Esti menekankan bahwa keterbatasan anggaran bukanlah alasan untuk mengabaikan amanat konstitusi. Ia mencontohkan perlunya skema bertahap, misalnya target di tahun 2027 dan 2028, agar putusan yang bersifat final dan mengikat ini bisa terwujud tanpa mengurangi kualitas pendidikan.
"Keputusan rapat Komisi X DPR sudah berulang kali mengenai hal ini, tetapi tidak ada tindak lanjut yang kami anggap sangat serius. Kalau itu karena keterbatasan anggaran, maka tetap harus ada progres di tahun 2027 apa, tahun 2028 bagaimana dan selanjutnya," tegas Esti.

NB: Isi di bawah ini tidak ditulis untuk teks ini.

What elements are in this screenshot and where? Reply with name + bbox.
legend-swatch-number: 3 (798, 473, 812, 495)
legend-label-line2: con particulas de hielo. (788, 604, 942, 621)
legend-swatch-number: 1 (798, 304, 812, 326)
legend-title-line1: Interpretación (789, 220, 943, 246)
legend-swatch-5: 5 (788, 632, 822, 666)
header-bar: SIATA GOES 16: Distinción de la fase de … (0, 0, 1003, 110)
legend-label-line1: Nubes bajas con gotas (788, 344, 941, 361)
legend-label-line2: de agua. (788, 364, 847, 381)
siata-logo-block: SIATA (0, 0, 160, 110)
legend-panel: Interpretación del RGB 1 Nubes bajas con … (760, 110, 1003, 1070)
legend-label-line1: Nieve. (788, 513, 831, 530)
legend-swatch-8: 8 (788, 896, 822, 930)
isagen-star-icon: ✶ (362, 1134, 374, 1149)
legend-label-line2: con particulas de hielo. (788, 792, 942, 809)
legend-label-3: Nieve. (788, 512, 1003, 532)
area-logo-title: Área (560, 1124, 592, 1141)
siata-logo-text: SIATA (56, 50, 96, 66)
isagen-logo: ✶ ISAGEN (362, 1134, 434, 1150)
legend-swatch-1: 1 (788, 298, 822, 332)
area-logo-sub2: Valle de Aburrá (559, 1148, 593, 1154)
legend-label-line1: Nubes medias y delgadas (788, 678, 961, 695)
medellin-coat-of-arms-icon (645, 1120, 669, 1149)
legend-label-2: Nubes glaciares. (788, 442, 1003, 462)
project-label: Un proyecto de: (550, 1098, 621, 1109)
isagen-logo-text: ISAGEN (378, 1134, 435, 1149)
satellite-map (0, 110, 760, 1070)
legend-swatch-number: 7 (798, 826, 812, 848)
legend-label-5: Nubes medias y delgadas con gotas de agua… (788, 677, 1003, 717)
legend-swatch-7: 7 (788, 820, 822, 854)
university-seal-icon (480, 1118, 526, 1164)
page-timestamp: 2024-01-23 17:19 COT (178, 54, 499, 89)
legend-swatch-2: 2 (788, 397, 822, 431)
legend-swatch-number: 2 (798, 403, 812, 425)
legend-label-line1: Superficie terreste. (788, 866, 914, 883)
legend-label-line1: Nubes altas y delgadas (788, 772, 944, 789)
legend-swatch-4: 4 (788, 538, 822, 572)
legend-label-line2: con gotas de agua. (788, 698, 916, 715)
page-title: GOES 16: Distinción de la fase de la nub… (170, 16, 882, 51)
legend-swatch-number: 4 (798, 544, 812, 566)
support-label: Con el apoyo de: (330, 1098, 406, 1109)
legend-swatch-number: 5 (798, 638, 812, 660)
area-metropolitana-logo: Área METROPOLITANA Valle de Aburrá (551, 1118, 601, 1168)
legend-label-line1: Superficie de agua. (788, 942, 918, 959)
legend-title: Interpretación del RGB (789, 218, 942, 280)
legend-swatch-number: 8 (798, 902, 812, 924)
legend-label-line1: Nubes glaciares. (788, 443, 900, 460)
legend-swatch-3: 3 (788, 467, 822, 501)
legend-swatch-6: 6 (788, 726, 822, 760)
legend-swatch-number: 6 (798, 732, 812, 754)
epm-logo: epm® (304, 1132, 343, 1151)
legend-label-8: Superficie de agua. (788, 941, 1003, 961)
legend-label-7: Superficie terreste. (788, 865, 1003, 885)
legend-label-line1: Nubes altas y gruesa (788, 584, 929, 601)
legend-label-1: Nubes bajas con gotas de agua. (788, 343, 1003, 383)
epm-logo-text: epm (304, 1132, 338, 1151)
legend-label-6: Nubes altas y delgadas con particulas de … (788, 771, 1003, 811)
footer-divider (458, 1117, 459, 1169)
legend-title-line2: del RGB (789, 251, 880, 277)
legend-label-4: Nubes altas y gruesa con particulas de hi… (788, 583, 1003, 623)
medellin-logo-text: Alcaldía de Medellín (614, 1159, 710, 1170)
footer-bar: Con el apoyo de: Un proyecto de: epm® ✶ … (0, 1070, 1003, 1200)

Menanggapi desakan tersebut, Mendikdasmen Abdul Mu'ti dalam rapat yang sama menyampaikan usulan tambahan anggaran sebesar Rp40,75 triliun untuk RAPBN Tahun Anggaran 2027. Anggaran ini dialokasikan untuk mendukung berbagai program prioritas, termasuk wajib belajar 13 tahun sebesar Rp11,9 triliun dan peningkatan kualitas pengajaran sebesar Rp22,5 triliun.
Meski demikian, pagu indikatif awal yang diterima Kemendikdasmen dari Kementerian Keuangan sebesar Rp58,24 triliun dinilai tidak memadai untuk menjalankan seluruh amanat, terutama pemenuhan pendidikan dasar gratis yang inklusif.
Komisi X DPR sendiri memperkirakan bahwa realisasi program sekolah gratis bagi SD dan SMP, baik negeri maupun swasta, membutuhkan anggaran signifikan, sekitar Rp132 triliun untuk menjangkau 30 juta siswa.
Tantangan dan Persiapan
Di sisi lain, pelaksanaan putusan MK ini juga memiliki tantangan tersendiri, terutama bagi sekolah swasta. Komisi X DPR menegaskan bahwa tidak semua sekolah swasta akan dipaksa untuk menerima kebijakan ini, terutama sekolah bertaraf internasional. Namun, sekolah swasta yang menolak program ini tetap berkewajiban untuk tidak menolak siswa tidak mampu yang bersekolah di wilayah tersebut.
Ke depan, DPR dan pemerintah sepakat untuk mengatur lebih lanjut implementasi putusan ini melalui revisi Undang-Undang Sistem Pendidikan Nasional (Sisdiknas) yang saat ini sedang dalam proses pembahasan. Hal ini guna memastikan bahwa program pendidikan gratis tidak mengorbankan standar dan kualitas pembelajaran.
"Jangan sampai karena program sekolah gratis, akan melemahkan kualitas sekolah," pesan Esti, mengingatkan pentingnya verifikasi dan standardisasi sekolah yang menerima program ini.